Paradise, PA – Concluding a hellishly eternal undercover operation, police have finally nabbed the Antichrist.
"For years we tried everything," commented the police commissioner. "We called out, ‘Here, little Antichrist. Here here, little Antichrist’. We placed want ads for insurance claim adjusters. We crashed shape-shifting night school courses. Nothing."
Officials were tipped off by hairdresser Bea Smith, who ordered a muffin at a diner and saw the face of the biblical fugitive clearly depicted in its crackled top. A SWAT steam stormed the diner's kitchen, where they found the Antichrist making extra money by posing for the dessert chef.
Lieutenant Dan Wilson was the one to apprehend the infamous transgressor, who just the night before had spontaneously combusted a record nineteen priests. Said Wilson, "I’m an atheist and a firm nonbeliever in all this fire and brimstone junk, so I was the only one who wasn’t afraid to approach the sucker. The other guys were all like, 'Oooh, noo, he’ll turn me into a serpent,' and peeing their pants. I just walked up and cuffed him."
Wilson became unavailable for further comment because later that day he disintegrated into a smoldering heap of pea-green vomit, neighbors report.
The Antichrist’s reign of terror was wide.

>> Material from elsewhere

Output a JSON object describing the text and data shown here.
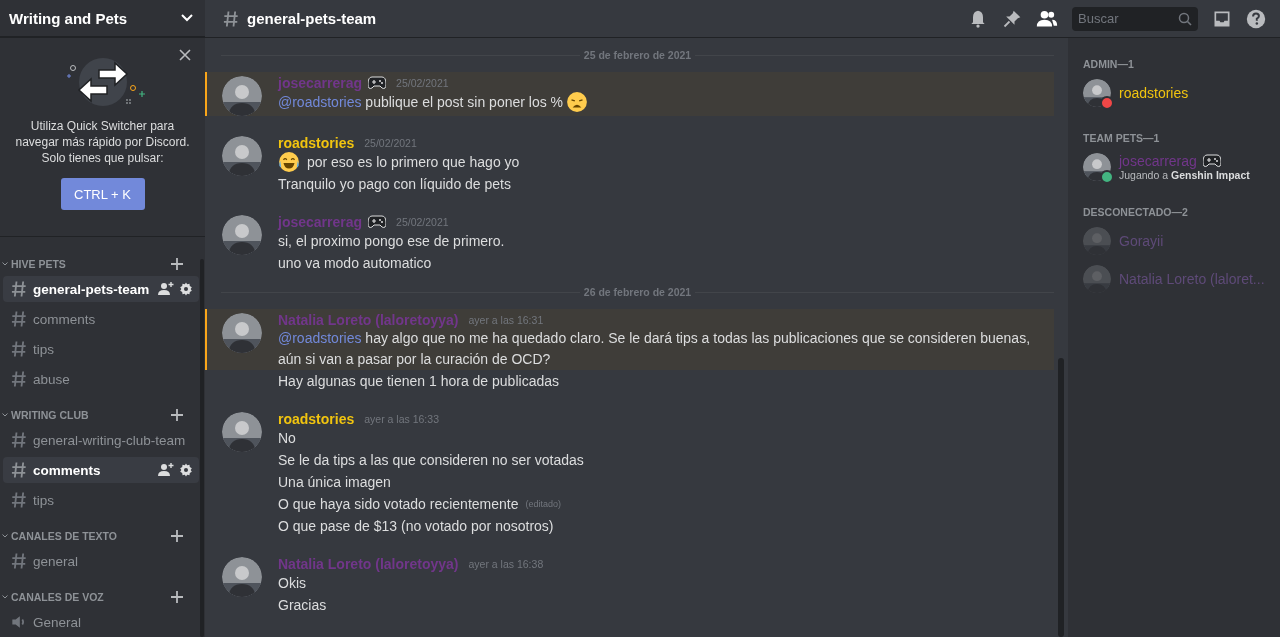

He had infiltrated bible study groups, smoking and sitting cross-legged, rolling his eyes while loudly repeating, "Yadda yadda yadda." He had been traveling the country masquerading as George Bush, but even with his orange neon eyes and head full of crowned horns, no one noticed. He even had a short gig singing show tunes at the experimental "Trump Hotel, Casino, and Inferno." Trump showgirl Theresa King noted, "He was kind of quiet, ate live chickens for breakfast, and kept talking about getting a job with R. J. Reynolds. Me and the girls were glad to have him around; he made a decent pimp. He knew a lot about sex, which was weird because he said he’d only ever slept with one woman. Klara Hitler, I think he said her name was."
The Antichrist had also worked briefly as an auto mechanic. His former boss, Benny Sheister said, "That didn’t work out. He was too honest. Plus he wouldn't stop talking about some 'final battle of Armageddon' that he kept asking customers the right address for."
What, now, is his best punishment? Life? Death? Making him banter with Regis when Kelly Ripa’s on vacation?